Postby Supplanter » Mon Aug 06, 2012 9:35 am

Nerd King wrote:In a similar vein when I explained this intepretaion of the Doom Pool to my players they then asked if they could act directly against the Doom Pool to reduce it - targetting that rather than the Villains or their Complications, Assets etc. eg. escorting civilans away, baracading falling buildings, encouraging the morale of the fleeing masses.

For now I haven't really come up with a suitable mechanic to handle it, and even decided whether I should even allow it! So has anyone included this or something similar?


It's really simple. Player-hero describes what they're doing, builds an appropriate dice pool and rolls it. Watcher rolls the doom pool in opposition, possibly adding a relevant scene distinction, plus one complication and one stress die if applicable. If the player wins, her effect die knocks a die that size out of the DP.

We've done this in game, as described above.
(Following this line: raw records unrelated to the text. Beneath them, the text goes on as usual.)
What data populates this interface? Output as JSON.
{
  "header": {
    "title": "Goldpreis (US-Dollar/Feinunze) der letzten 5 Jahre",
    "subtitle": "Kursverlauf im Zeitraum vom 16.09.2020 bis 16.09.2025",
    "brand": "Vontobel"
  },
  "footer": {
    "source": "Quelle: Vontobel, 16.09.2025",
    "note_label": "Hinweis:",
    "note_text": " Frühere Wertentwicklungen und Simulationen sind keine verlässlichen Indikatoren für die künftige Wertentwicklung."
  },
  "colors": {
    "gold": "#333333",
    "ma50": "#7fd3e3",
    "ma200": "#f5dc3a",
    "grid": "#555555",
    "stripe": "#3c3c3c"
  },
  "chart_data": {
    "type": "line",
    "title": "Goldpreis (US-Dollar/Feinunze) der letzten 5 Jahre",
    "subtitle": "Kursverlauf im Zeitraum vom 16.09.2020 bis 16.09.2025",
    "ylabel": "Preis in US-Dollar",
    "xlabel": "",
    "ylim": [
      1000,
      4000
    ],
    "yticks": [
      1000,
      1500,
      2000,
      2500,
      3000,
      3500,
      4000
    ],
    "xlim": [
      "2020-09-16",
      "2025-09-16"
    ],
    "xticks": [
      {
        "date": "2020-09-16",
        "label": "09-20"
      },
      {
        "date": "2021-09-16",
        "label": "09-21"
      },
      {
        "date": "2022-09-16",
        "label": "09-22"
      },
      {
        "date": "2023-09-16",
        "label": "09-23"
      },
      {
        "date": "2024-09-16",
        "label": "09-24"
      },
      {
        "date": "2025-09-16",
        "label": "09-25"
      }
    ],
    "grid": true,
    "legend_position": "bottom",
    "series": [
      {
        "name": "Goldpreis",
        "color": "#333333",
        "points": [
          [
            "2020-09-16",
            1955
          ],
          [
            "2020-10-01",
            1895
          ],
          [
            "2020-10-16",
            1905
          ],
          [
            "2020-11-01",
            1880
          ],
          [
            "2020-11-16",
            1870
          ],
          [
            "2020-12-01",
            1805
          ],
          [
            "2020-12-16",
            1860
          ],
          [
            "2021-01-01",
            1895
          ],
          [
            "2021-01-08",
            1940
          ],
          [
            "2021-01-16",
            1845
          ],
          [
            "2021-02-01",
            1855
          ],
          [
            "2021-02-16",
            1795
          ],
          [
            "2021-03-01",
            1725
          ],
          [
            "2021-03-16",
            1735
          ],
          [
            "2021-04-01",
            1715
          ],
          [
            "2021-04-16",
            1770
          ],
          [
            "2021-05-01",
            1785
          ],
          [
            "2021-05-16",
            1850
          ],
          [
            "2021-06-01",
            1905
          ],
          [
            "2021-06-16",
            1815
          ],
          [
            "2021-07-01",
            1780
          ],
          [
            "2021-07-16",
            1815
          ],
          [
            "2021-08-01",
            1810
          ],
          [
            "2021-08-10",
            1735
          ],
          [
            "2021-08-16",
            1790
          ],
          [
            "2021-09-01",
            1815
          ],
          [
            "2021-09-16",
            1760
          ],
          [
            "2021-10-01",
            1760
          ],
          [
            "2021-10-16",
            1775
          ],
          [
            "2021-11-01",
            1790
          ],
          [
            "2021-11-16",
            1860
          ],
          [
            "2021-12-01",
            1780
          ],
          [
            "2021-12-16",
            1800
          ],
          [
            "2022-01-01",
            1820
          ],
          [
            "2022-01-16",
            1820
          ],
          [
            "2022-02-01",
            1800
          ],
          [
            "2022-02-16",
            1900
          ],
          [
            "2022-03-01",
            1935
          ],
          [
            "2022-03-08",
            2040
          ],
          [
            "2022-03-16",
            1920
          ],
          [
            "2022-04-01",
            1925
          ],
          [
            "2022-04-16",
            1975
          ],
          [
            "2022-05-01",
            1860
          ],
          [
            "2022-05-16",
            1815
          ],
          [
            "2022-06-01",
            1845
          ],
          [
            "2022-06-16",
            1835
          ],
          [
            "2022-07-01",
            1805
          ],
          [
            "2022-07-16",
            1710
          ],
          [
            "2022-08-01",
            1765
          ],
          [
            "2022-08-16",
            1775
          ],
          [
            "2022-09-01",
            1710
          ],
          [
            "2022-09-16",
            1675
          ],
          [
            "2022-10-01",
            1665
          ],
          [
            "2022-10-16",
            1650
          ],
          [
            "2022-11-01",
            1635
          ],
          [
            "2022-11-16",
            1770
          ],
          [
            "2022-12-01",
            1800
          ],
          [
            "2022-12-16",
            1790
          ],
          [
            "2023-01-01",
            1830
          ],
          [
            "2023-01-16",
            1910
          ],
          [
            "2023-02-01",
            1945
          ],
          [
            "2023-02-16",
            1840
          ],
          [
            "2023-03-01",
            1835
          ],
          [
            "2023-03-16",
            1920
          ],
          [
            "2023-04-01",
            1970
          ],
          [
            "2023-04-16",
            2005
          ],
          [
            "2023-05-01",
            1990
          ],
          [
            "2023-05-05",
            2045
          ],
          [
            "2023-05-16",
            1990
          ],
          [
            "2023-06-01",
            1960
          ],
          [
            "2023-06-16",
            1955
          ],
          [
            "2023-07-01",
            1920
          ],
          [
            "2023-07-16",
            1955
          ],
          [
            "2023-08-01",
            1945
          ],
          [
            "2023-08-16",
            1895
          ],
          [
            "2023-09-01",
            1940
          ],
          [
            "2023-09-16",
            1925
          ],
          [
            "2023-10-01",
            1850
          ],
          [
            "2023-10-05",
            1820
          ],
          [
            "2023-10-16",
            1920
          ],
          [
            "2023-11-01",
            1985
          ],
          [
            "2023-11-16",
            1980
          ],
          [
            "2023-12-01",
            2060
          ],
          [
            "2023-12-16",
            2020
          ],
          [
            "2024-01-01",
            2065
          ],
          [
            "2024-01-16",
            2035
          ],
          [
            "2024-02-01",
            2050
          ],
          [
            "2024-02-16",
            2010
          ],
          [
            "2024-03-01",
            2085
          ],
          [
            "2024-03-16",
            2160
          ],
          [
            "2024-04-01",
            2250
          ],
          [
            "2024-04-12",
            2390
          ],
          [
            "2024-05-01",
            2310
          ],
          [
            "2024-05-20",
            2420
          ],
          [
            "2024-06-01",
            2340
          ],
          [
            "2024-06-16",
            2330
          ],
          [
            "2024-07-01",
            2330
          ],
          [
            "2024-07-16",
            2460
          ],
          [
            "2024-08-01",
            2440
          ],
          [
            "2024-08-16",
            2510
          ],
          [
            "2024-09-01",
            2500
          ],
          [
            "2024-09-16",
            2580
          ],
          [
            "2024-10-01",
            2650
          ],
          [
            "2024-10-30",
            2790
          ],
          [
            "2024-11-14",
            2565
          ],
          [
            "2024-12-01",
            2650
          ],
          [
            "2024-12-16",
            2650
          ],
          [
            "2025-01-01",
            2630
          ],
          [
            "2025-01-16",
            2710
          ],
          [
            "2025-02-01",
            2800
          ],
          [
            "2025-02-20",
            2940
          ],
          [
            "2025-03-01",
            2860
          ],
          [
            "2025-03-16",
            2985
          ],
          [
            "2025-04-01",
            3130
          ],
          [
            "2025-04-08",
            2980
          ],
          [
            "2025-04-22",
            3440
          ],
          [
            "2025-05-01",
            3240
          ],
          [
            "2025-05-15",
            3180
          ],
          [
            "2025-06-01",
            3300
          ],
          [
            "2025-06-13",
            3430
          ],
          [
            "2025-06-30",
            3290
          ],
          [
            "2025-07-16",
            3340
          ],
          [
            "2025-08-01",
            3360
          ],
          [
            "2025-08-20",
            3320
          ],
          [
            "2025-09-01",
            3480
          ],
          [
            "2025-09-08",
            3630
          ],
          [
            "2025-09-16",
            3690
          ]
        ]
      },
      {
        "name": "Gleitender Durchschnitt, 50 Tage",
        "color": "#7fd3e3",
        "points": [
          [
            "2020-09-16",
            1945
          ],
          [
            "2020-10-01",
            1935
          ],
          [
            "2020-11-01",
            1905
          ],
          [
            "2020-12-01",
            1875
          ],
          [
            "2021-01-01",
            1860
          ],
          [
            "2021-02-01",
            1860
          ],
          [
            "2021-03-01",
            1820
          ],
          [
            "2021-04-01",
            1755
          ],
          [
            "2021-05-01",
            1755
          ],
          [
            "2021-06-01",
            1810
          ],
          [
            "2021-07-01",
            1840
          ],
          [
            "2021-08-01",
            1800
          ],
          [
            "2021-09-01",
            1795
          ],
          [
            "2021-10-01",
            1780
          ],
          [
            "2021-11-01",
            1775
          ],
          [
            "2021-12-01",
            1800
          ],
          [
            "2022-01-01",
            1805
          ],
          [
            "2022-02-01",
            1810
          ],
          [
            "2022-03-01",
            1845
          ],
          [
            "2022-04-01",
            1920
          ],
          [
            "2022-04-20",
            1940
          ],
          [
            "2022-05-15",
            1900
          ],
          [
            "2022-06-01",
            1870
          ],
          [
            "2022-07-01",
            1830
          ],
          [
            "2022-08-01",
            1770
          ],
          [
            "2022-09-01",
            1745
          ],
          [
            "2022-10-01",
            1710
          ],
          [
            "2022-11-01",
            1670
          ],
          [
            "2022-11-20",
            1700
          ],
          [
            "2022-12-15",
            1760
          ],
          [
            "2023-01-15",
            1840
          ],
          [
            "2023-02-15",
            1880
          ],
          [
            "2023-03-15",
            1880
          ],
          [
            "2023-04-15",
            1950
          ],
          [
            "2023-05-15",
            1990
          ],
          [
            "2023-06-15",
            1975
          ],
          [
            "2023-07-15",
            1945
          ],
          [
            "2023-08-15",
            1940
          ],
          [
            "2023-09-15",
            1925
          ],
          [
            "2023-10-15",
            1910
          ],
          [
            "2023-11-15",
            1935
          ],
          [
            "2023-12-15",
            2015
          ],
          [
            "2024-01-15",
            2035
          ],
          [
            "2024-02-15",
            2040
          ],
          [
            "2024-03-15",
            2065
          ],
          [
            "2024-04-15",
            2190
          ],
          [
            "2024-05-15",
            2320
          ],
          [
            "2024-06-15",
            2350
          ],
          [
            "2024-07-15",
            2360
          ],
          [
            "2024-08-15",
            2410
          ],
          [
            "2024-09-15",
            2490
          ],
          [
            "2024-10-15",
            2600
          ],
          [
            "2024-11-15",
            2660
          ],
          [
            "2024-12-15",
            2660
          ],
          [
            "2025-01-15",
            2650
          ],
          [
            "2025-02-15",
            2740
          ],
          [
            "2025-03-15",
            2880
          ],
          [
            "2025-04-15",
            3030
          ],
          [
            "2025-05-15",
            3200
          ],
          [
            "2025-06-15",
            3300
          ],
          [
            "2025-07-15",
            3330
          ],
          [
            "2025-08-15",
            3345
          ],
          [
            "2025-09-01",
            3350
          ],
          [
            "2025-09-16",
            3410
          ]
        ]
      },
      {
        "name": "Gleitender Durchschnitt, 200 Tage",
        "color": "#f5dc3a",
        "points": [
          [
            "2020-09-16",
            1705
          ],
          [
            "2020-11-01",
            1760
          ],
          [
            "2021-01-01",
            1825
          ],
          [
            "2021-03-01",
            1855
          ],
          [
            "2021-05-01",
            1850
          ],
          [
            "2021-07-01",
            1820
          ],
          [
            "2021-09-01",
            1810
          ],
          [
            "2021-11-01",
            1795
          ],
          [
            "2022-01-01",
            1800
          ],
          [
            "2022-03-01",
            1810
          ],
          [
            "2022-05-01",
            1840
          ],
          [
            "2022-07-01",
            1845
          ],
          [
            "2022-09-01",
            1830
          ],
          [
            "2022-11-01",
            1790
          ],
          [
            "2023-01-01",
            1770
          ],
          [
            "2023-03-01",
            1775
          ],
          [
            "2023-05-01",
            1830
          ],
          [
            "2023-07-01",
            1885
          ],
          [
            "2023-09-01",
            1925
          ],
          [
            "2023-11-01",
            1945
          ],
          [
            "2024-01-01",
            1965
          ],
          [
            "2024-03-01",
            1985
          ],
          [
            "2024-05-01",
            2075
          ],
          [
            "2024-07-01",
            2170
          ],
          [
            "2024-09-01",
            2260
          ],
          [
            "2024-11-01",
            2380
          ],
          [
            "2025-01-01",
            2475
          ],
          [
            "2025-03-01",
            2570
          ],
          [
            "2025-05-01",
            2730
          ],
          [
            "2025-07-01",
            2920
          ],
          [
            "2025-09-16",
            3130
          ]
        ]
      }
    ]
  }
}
I could've sworn the OM explicitly discusses taking an action against the doom pool as one of a player-hero's options.

One wrinkle, from the player's perspective, is that she risks rolling opportunities, which means she could potentially be no better off after a "victory" than she was beforehand. For this reason, it's probably a good player tactic to buy extra effect dice with plot points, assuming the odds make that a good play. Of course, the more opportunities you roll, the fewer useful effect dice you can buy.

ETA: Mechanically, it's the same kind of roll you'd make to create an asset. It's just that instead of creating an asset, you "stress" the doom pool.